Im Ergebnis öffnet auch § 9 Abs. 3 Nr. 2 Bundeswaldgesetz (BWaldG) das Bundesrecht nicht für eine Regelung wie die des § 10 Abs. 1 Satz 2 ThürWaldG. Nach § 9 Abs. 3 Nr. 2 BWaldG können die Länder zwar bestimmen, dass die Umwandlung von Wald weiteren Einschränkungen unterworfen oder, insbesondere bei Schutz- und Erholungswald, gänzlich untersagt wird. Der Annahme, dass auf dieser Grundlage die Regelungen des Baugesetzbuchs über die Privilegierung von Windenergieanlagen im Außenbereich durchbrochen werden könnten, stehen aber sowohl § 35 Abs. 1 Nr. 5 BauGB als auch § 9 BWaldG selbst entgegen.
§ 35 Abs. 1 Nr. 5 BauGB kann nicht so gelesen werden, dass er zuließe, die darin geregelte Privilegierung der Windkraft auf der Grundlage des § 9 Abs. 3 Nr. 2 BWaldG für Waldflächen durch pauschale landesrechtliche Verbote von Windenergieanlagen im Wald zu durchbrechen. Schon bei äußerlicher Betrachtung liegt es fern, dass das Baugesetzbuch eine Durchbrechung des in § 35 und § 249 BauGB für den Bau von Windenergieanlagen im Außenbereich detailliert errichteten Flächennutzungsregimes durch das Waldrecht für alle Waldflächen zulassen wollte; denn für eine so breite Durchbrechung wäre eine ausdrückliche Öffnung zu erwarten. Inhaltlich spricht dagegen, dass der Ausbau der Nutzung der Windkraft einen faktisch unverzichtbaren Beitrag zu der verfassungsrechtlich durch Art. 20a GG und durch grundrechtliche Schutzpflichten gebotenen Begrenzung des Klimawandels leistet. Um das verfassungsrechtlich maßgebliche Klimaschutzziel zu wahren, die Erderwärmung bei deutlich unter 2,0 °C, möglichst 1,5 °C anzuhalten, müssen erhebliche weitere Anstrengungen der Treibhausgasreduktion unternommen werden, wozu insbesondere der Ausbau der Windkraftnutzung beitragen soll. Zugleich unterstützt dieser Ausbau die Sicherung der Energieversorgung, die derzeit besonders gefährdet ist.
Auch § 9 BWaldG selbst spricht dagegen, dass § 9 Abs. 3 Nr. 2 BWaldG den Ländern ein pauschales Umwandlungsverbot von Waldflächen für Windenergieanlagen ermöglichen soll.
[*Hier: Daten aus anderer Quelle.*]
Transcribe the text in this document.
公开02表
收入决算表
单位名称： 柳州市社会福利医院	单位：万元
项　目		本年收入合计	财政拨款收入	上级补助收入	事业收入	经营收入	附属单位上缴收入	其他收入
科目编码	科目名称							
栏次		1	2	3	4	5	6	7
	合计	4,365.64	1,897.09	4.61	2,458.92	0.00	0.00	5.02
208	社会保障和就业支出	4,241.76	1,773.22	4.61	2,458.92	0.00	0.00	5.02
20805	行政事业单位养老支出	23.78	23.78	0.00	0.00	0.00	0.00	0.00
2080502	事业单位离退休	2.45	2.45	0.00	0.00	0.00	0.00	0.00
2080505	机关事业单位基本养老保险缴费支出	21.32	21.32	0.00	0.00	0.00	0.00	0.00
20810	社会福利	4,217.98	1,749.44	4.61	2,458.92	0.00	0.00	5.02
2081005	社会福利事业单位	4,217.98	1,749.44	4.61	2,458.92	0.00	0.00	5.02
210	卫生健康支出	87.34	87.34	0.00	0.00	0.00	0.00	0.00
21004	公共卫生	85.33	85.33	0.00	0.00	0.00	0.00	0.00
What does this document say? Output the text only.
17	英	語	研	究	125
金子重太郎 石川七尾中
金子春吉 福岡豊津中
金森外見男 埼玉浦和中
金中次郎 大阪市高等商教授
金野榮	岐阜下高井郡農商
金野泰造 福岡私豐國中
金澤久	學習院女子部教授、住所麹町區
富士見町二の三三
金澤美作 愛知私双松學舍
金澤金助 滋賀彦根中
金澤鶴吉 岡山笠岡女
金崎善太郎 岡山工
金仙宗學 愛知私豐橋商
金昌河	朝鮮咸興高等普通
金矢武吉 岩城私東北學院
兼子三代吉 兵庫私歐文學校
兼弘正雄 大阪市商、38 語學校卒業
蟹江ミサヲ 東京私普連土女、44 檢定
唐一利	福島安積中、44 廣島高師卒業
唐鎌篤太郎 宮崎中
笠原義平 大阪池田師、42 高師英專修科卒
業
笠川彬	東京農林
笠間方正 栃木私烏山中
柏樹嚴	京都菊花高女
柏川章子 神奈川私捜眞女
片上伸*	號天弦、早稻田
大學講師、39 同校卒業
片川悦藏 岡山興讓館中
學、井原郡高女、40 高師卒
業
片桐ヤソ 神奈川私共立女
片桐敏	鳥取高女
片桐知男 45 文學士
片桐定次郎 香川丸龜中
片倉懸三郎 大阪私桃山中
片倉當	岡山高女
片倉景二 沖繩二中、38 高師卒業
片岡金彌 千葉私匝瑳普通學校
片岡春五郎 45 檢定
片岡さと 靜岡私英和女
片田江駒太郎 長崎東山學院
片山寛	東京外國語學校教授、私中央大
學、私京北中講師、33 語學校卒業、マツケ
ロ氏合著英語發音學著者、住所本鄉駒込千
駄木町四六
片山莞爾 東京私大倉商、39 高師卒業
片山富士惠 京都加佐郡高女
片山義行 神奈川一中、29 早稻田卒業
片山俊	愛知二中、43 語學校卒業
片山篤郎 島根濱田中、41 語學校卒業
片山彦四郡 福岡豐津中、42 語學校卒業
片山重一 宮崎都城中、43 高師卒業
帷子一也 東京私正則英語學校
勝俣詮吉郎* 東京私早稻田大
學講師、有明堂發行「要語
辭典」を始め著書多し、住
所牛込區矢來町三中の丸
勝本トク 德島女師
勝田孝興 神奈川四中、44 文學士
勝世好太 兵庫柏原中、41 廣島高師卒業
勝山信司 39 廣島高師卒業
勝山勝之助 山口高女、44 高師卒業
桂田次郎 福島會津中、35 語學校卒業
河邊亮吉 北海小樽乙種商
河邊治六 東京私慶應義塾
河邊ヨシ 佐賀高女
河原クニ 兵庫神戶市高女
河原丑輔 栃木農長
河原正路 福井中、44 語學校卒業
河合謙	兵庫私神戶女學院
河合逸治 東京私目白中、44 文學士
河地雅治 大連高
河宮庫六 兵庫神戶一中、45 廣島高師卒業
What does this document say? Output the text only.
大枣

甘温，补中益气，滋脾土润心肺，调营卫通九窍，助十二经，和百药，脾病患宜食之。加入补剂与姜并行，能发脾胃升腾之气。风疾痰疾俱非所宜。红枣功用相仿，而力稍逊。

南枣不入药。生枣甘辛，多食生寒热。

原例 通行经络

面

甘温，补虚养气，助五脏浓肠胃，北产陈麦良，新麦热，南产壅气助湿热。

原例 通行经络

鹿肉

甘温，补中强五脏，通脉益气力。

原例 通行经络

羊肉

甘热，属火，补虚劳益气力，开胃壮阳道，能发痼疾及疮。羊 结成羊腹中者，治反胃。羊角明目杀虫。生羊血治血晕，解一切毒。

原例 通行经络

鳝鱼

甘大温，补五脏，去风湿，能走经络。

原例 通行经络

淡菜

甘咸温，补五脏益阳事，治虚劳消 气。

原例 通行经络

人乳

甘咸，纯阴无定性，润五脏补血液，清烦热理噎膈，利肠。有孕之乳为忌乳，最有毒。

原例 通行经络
Wiederum steht schon äußerlich entgegen, dass § 9 Abs. 3 Nr. 2 BWaldG mit keinem Wort zum Ausdruck bringt, dass die Länder auf dieser Grundlage die im Baugesetzbuch genau geregelte Privilegierung von Windenergieanlagen im Außenbereich auf sämtlichen Waldflächen sollten durchbrechen können. Pauschale Umwandlungsverbote durch den Landesgesetzgeber widersprächen § 9 BWaldG zudem konzeptionell. § 9 BWaldG statuiert eine Abwägungsregel, nach der spezifische forstrechtliche Interessen (Walderhalt und -ökologie, Forstwirtschaft), aber auch die Interessen der Waldeigentümer zu einem Ausgleich zu bringen sind. Die Regelung gibt ein inhaltlich deutlich umrissenes und differenziertes Abwägungsregime vor, an dessen Stelle die Länder nicht pauschale Umwandlungsverbote setzen dürfen.